As tools in molecular biology and medicine, PNA has enabled the design of new methods for gene regulation by acting at the transcription (anti-gene), splicing and translation (antisense), or microRNA (anti-miR) levels. In particular, these approaches can be useful for some diseases that do not currently have efficient pharmacological treatments, as illustrated by the two papers dealing with the regulation of cystic fibrosis processes. Giorgia Oliviero and coworkers report using PNAs in a ‘masking’ approach to limit microRNA activity [13], while Roberto Gambari and collaborators show the possibility of increasing cystic fibrosis conductance regulator (CFTR) levels by acting with anti-miR PNAs [14]. Thus, new perspectives are arising for the treatment of this severe and debilitating disease.

The appropriate tailoring of the PNA structure has provided new solutions and new applications in molecular biology, based on the reactions induced by the PNA on its target. The review by Makoto Komiyama and collaborators describes the use of PNA as an inducer of DNA cutting for gene repair and gene editing, which allows the manipulation of DNA and overcomes the limitations of the sequences presented by restriciton enzymes [8]. The paper by Roger Stromberg and co-workers illustrates the possibility of inducing hydrolytic cleavage in target RNA, thus creating precise, artificial, RNAse-like activity [7].

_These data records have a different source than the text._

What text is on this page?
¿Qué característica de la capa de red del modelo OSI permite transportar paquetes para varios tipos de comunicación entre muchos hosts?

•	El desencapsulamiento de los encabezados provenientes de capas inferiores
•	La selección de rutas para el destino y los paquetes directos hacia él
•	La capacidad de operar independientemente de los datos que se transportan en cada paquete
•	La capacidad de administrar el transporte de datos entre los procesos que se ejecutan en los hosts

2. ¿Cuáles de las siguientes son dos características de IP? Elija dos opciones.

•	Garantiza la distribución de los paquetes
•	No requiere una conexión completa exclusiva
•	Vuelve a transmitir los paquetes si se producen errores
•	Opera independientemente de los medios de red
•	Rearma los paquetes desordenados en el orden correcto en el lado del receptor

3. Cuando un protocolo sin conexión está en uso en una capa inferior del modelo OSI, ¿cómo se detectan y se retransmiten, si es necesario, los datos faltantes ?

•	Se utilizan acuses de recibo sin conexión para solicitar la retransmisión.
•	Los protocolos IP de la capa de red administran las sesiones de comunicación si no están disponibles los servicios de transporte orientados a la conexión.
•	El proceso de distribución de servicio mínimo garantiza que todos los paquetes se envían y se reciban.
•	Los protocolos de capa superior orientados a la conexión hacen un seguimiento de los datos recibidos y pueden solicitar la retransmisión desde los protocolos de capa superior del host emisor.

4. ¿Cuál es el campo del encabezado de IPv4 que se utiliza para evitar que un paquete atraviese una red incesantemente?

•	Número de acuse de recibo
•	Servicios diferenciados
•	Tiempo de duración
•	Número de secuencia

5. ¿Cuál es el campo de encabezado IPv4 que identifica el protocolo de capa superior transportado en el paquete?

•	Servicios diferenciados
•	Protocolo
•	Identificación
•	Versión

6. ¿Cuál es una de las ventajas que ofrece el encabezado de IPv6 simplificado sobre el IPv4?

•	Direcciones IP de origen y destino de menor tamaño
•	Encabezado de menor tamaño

Gene editing techniques have become a field of major interest in biology and medicine, and an increasing number of applications for these can be envisaged in the near future. In addition to Clustered Regularly Interspaced Short Palindromic Repeats (CRISPR)/CRISPR-associated protein 9 (Cas9), Transcription activator-like effector nucleases (TALEN), and zinc finger nuclease techniques, PNA-based approaches have also been described. The very interesting and up-to-date review by Peter Glazer and co-workers describes very well how these molecules can outperform the present standard methods in terms of precision, showing reduced off-target effects [15]. This field is certainly one of the most promising for the future of PNA applications.

Finally, although still rarely considered, PNA can be a component of the so-called ‘DNA nanotechnology’, and is especially suitable due to its chemical robustness and properties of self-assembly and hetero-association with natural nucleic acids. Nanoassembly, molecular machines, switches and logic gates can be designed using PNAs as components or as switching stimuli. A good example of this is reported by Kenji Usui and co-workers in this issue, where a DNA G-quadruplex secondary structure and nanostructural shape were shown to be affected by PNA switching segments [16].

Thus, we can conclude that the present issue of Molecules shows how PNA technology is still improving and that new applications and new knowledge is still arising from the study of this class of molecules, which has been researched for 27 years but has still not been fully explored.